Whatever the reason, your dentist can recommend some electric toothbrush brands that will work well with your implant.

Use the Right Floss or Other Interdental Device

Flossing is an incredibly important habit to eliminate plaque interdental plaque, or plaque between adjacent teeth. However, using regular floss can sometimes be an issue for people with implants. One study found that floss remnants could sometimes get caught around the neck of the implant, or the area where the false tooth meets the gum tissue. These floss remnants could increase the likelihood of peri-implant disease, a condition that causes inflammation around the implant.

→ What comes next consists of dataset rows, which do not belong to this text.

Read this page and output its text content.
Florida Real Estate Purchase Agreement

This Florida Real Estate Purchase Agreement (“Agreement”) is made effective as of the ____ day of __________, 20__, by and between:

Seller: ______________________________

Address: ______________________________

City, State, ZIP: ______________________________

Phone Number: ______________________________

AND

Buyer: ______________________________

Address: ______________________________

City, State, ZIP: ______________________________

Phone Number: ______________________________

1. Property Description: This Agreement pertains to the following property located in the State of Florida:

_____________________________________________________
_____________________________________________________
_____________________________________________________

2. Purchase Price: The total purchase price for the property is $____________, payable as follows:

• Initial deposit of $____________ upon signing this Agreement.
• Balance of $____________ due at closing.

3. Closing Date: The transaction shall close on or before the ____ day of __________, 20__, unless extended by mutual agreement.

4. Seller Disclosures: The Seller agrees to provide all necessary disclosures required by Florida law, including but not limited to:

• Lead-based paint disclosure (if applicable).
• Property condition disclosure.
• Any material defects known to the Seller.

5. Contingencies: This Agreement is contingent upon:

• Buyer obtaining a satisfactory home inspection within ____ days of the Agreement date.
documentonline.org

 Your dentist could recommend a sturdier, waxed floss that could resolve this issue. He or she might also recommend that you use floss for your natural teeth but use other interdental devices around the implant. For example, interdental flossers/toothbrushes could be better tools since these types of flosser don't leave behind shredded floss and they still clean the area well. Your dentist might also recommend a water flosser, since these tools use the shear force of pulsating water to clean interdental areas; and, they may cause less bleeding than string floss.

Lastly, you may want to add an antiseptic mouth rinse to improve your interdental hygiene. At the end of three months, people who used antiseptic mouth rise had improved levels or plaque, less bleeding, and better gum health than placebo groups.